Sunday, September 6, 2009

Real Life Behavior Management

While working on math with a small group during our intervention block, I had 2 out of 4 students that quickly became complete uncooperative. “Jeremy” was fine at the beginning. He was finished answering the problems early. He tried helping one of the other students but grew frustrated because they were not “getting it” quickly enough. “Jeremy” then started distracting other students by talking to them, he was drawing all over his worksheet, not responding when I would call on him, and simply not cooperating when his cooperation was needed. “Phillip” soon followed “Jeremy’s” lead. Out of nowhere, Phillip starts giving me attitude when I call on him. He completely ignored me when I would ask him a question. Eventually, I got fed up with their antics and demanded that both of them return back to their desks since they obviously did not want to cooperate. They both stomped off, snatching papers and pouting all the way back to their seats.

This was a very difficult situation for me. I ended up spending more time trying to get them to focus on the material than I did making sure that the math concepts for clear with everyone. Because I wanted to make sure that everyone benefited from the small group work, I think I put up with their behavior for longer than I should have. This impacted the students because the other two students who were working diligently lost valuable time with me. Also, Jeremy and Phillip got the attention they were looking for, but in the process sent me to a level of frustration that I had not experienced so far in the two weeks of school. I was mad at myself that I neglected the other two students but also irritated that I was not able to successfully get Jeremy and Phillip back on track.
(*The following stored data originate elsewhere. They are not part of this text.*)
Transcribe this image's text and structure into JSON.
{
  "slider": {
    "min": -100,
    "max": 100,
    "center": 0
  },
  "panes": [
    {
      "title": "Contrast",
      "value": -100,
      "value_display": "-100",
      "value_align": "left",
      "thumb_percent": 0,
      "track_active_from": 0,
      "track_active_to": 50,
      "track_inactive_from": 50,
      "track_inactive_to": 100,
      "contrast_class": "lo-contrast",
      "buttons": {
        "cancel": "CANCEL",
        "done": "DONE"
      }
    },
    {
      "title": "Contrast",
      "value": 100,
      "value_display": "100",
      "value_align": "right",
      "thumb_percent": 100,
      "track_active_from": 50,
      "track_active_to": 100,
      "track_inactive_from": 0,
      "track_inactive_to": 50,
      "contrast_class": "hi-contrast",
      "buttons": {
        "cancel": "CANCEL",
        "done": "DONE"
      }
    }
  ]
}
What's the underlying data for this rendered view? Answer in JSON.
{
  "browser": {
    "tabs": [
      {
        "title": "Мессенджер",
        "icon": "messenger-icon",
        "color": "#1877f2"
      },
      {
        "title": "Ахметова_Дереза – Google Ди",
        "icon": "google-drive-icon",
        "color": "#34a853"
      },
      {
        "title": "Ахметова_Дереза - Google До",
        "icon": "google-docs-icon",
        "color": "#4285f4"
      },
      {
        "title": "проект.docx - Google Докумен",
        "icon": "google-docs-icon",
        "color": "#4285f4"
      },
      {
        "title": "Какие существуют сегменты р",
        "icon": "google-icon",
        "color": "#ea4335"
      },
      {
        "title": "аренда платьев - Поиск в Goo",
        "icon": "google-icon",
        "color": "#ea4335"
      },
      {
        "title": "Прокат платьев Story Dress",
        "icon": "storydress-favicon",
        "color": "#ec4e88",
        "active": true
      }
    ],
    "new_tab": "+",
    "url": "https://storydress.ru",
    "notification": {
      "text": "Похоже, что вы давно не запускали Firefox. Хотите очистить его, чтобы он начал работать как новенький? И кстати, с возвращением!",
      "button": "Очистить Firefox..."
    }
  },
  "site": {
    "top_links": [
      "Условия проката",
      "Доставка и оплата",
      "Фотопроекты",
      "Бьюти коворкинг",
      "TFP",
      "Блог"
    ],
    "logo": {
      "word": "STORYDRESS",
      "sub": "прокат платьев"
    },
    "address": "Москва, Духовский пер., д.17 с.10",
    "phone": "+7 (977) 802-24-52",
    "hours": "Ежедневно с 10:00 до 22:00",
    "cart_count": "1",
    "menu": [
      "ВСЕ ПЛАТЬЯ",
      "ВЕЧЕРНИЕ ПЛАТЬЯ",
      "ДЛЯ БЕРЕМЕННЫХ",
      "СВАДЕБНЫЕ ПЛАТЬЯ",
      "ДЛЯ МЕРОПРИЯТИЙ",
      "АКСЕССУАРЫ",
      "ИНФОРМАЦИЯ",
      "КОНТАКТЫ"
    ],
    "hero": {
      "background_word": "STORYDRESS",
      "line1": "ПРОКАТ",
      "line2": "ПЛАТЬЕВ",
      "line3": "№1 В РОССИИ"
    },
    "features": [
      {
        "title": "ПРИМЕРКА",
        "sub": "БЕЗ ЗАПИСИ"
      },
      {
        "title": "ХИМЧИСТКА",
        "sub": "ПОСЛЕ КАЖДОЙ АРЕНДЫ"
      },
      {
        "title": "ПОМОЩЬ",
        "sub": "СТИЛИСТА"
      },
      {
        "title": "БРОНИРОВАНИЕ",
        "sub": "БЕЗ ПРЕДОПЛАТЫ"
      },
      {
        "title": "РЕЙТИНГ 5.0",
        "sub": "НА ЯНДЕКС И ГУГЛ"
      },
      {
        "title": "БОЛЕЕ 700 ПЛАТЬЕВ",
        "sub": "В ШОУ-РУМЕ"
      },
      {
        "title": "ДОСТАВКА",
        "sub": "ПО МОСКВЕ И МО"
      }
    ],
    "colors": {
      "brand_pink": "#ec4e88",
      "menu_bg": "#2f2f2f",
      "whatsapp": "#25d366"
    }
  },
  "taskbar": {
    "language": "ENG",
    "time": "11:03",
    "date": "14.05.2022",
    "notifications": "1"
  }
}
I have now been exposed to the reality that students do not always want to work when and how I want them to work. Looking back, I think that Jeremy was off task because he was bored with the pace of the small group. He is one that takes a little while to understand a concept but when he gets it, he gets it. When seeing that he understood what he was doing, I should have had something else lined up to keep him occupied and challenged. I think he was subconsciously trying to tell me he needed something else, but I misread what he was doing. I later talked with him about his behavior and explained to him that if he is frustrated, upset, or even bored, he needs to let me know because otherwise I think he is just misbehaving. He was very receptive to my suggestions and I think going forward, both him and I will be more aware. Phillip on the other hand, would not even make eye contact with me afterward. I know he is very stubborn and holds grudges for about as long as he can. I just understand now that he is a follower and will behave as others are if he sees it gets them attention. Perhaps the most important thing I have discovered is that there must be zero tolerance for misbehaving because the learning experience for others is compromised. I can stop thinking about what more could have been accomplished in the group if I didn’t spend half of the time trying to get the other two on track. Student learning is my first priority and I will set the expectation that unruly behavior is not going to be tolerated. I also want students to know that it is their responsibility to communicate with me how they are feeling because I cannot read minds. I think that by establishing those expectations, I will hopefully be able to ensure that learning is taking up the majority of the time in the classroom.

1 comment:

  1. I have learned never to let kids get "bored", or you will for sure have some drama!